Je tenais cette histoire de ma tante, qui me l'avait racontée bien après le décès de mon père.
J'ai rencontré au printemps dernier Monsieur Pierre Cassignol journaliste à La Dépêche, pour discuter sur un éventuel article sur mon père.
L'article est paru le 24 août alors que je l'aurais souhaité le 26 juin date anniversaire de la naissance de mon père.
Et Monsieur Cassignol s'est en partie inspiré de mes anciens écrits. Il a repris l'histoire d'intoxication au gaz moutarde.

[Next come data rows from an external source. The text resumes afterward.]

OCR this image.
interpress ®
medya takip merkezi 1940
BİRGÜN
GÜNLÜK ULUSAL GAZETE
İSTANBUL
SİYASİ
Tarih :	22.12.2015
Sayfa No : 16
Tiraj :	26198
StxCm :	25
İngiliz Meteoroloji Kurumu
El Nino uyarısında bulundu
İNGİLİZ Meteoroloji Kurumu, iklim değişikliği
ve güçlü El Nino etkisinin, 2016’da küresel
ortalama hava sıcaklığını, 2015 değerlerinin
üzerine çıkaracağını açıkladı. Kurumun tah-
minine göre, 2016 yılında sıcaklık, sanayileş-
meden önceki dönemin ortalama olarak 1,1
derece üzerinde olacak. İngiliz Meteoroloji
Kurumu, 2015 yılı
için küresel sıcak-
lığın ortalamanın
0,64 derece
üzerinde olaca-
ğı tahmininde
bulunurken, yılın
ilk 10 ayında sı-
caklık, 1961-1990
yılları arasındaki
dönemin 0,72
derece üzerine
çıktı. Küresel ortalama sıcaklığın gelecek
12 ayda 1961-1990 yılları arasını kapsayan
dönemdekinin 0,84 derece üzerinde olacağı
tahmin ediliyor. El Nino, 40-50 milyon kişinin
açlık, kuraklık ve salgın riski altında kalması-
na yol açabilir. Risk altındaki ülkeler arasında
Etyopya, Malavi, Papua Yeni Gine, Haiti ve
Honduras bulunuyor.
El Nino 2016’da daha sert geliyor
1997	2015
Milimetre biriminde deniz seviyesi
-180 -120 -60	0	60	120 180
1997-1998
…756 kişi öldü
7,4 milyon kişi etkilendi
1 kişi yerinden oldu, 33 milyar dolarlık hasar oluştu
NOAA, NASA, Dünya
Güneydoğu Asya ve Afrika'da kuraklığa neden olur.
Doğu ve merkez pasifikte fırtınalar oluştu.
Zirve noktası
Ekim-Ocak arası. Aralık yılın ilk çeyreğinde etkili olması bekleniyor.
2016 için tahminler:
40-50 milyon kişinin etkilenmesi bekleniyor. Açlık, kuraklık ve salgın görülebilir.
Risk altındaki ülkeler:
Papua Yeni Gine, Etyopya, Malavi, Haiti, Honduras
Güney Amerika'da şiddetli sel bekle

En fait j'ai trouvé la réalité, cette année.

Lors du conflit 14-18, aucun problème pour mon père adolescent et vivant à Portet-sur-Garonne.

À 19 ans en 1925, élève aux Beaux-Arts de Toulouse, il devance l'appel militaire pour pouvoir ensuite reprendre ses études sereinement.

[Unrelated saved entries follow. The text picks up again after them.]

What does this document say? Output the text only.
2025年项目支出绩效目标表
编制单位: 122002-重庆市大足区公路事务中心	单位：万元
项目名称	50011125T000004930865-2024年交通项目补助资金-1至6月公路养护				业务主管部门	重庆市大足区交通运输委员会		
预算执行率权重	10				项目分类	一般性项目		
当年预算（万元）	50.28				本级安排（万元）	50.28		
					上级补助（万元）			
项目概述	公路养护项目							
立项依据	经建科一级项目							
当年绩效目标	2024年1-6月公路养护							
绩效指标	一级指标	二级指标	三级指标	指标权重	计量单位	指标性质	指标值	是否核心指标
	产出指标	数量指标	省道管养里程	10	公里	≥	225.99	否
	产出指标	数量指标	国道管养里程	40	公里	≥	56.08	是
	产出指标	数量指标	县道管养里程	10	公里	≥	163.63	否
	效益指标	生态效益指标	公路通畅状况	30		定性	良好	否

Il fait ses classes en 1926, normalement (du 12/11/1925 au 29/10/1926). Dès la fin du service militaire, il reprend les cours de l'école des Beaux-Arts et gagne le grand prix de sculpture. Et en 1927-28, il est élève des Beaux-Arts à Paris. C'est là qu'il tombe gravement malade et qu'il risquera de mourir, hospitalisé pendant plus d'un an à l'hôpital de la Charité rue des Saint-pères tout proche des Beaux-Arts. On lui enlève le poumon gauche.
Peut-être que cet antécédent médical lui évitera d'être réquisitionné pour la 2° guerre mondiale. Il passera cette sale période comme professeur aux Beaux-Arts de Toulouse.

Y aurait-il une sournoise malédiction ? puisque sa mère enceinte de lui subit les coups d'un assassin qui la poignarde dans le dos. Si je suis là pour le raconter, c'est que tous les deux réchappent de ces démoniaques agressions. Mon père se rétablit au début des années 1930 auprès de sa famille à Portet-sur-Garonne. Je suppose que sa peinture « Nativité » date de cette époque (il a dû beaucoup prier pour survivre et a été exhaussé).